下面进入两个分支进行环境创建和任务执行，让我们进入startUserApplication()和registerAM()方法内部具体跟踪实现细节：

分支1：startUserApplication():

......
val mainMethod = userClassLoader.loadClass(args.userClass).getMethod("main", classOf[Array[String]])
......
val userThread = new Thread {
  mainMethod.invoke(null, userArgs.toArray)
  ......
}
......
userThread.setContextClassLoader(userClassLoader)
userThread.setName("Driver")
userThread.start()
......

在代码内部通过反射方式调用用户代码(HelloWorld)，其中args.userClass参数表示spark-submit脚本参数--class指定的用户启动类；并且创建新的线程用于执行用户应用程序，在最后设置执行线程名：Driver，这里的Driver就是Spark架构中的Driver概念，但在源码中本质上Driver是一个线程。

分支2：下面让我们跟踪registerAM()方法：

......
allocator = client.register(driverUrl,
  driverRef,
  yarnConf,
  _sparkConf,
  uiAddress,
  historyAddress,
  securityMgr,
  localResources)

allocator.allocateResources()
......

这里的client对象是YarnRMClient实例，即ResouceManager连接对象实例，用来在appMaster内与RM交互。在这里首先通过client.register()方法想RM注册，根据注册响应进行资源分配(allocator.allocateResources())。
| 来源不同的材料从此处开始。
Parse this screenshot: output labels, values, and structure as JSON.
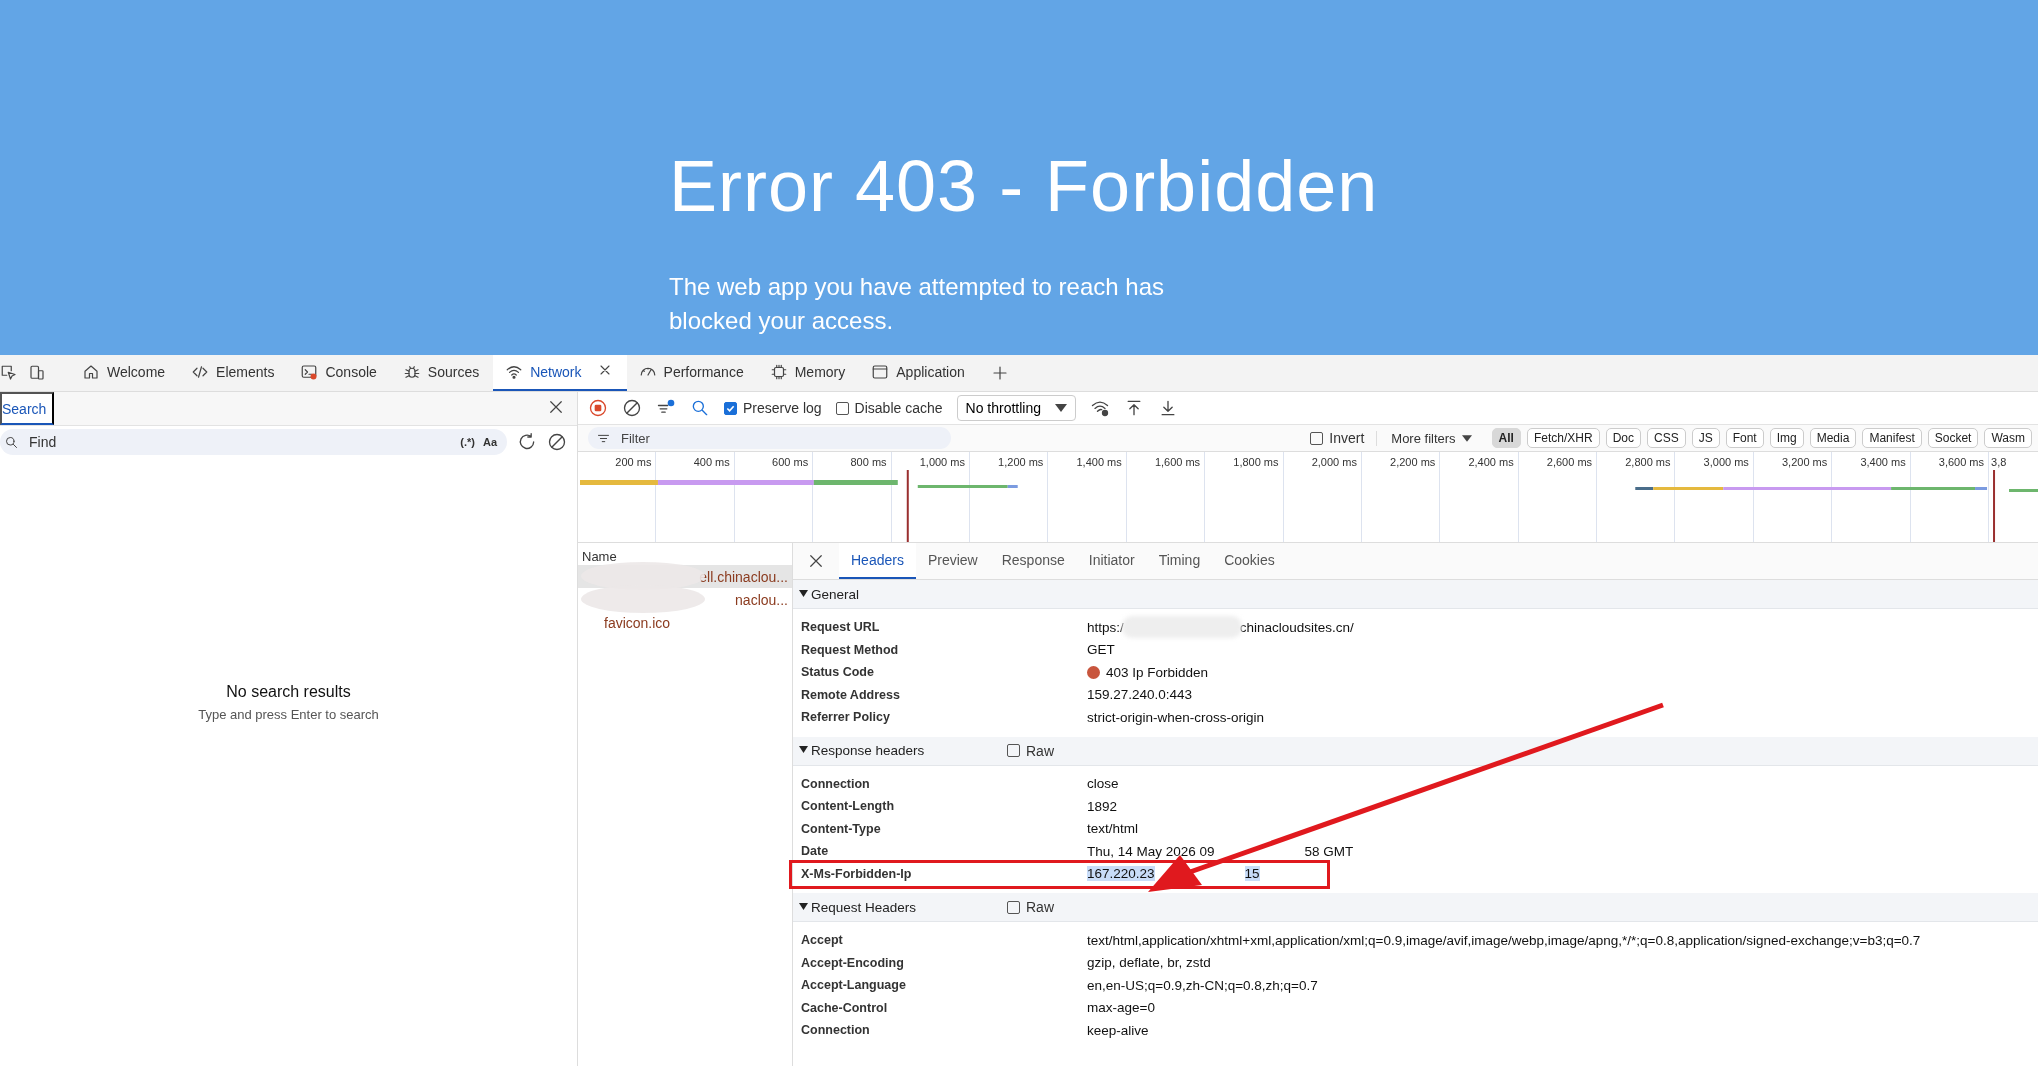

下面让我们跟踪资源(allocator.allocateResources())分配细节：

......
val allocateResponse = amClient.allocate(progressIndicator)
val allocatedContainers = allocateResponse.getAllocatedContainers()
......
handleAllocatedContainers(allocatedContainers.asScala)
......

首先存在足够可以分配的Container，代码会进入handleAllocatedContainers(allocatedContainers.asScala)进行资源分配

在分配资源后启动资源：

......
runAllocatedContainers(containersToUse)
......

启动资源进入源码runAllocatedContainers(containersToUse)

......
launcherPool.execute(new Runnable {
  override def run(): Unit = {
    try {
      new ExecutorRunnable(
        Some(container),
        conf,
        sparkConf,
        driverUrl,
        executorId,
        executorHostname,
        executorMemory,
        executorCores,
        appAttemptId.getApplicationId.toString,
        securityMgr,
        localResources
      ).run()
      updateInternalState()
    } catch {
      case e: Throwable =>
        numExecutorsStarting.decrementAndGet()
        if (NonFatal(e)) {
          logError(s"Failed to launch executor $executorId on container $containerId", e)
          // Assigned container should be released immediately
          // to avoid unnecessary resource occupation.
          amClient.releaseAssignedContainer(containerId)
        } else {
          throw e
        }
    }
  }
})
......

launcherPool:ApplicationMaster中维护的线程池；线程池创建ExecutorRunnable对象并维护与Executor映射关系，在ExecutorRunnable对象中实例化nmClient，用来与启动Executor的NodeManager进行交互创建Executor。

ExecutorRunnable.run源码如下：

  def run(): Unit = {
    logDebug("Starting Executor Container")
    nmClient = NMClient.createNMClient()
    nmClient.init(conf)
    nmClient.start()
    startContainer()
  }

源码提示创建了nmClient，并且启动了容器。

startContainer()内进入创建Executor流程：

......
val ctx = Records.newRecord(classOf[ContainerLaunchContext]).asInstanceOf[ContainerLaunchContext]
val env = prepareEnvironment().asJava
......
val commands = prepareCommand()
......
nmClient.startContainer(container.get, ctx)
......

实例化Executor对象的上下文对象ctx和执行环境env，然后准备启动Executor对象的java脚本命令，这里主要启动Executor对象的类是：org.apache.spark.executor.CoarseGrainedExecutorBackend，然后通过nmClient.startContainer(container.get, ctx)启动CoarseGrainedExecutorBackend后台对象。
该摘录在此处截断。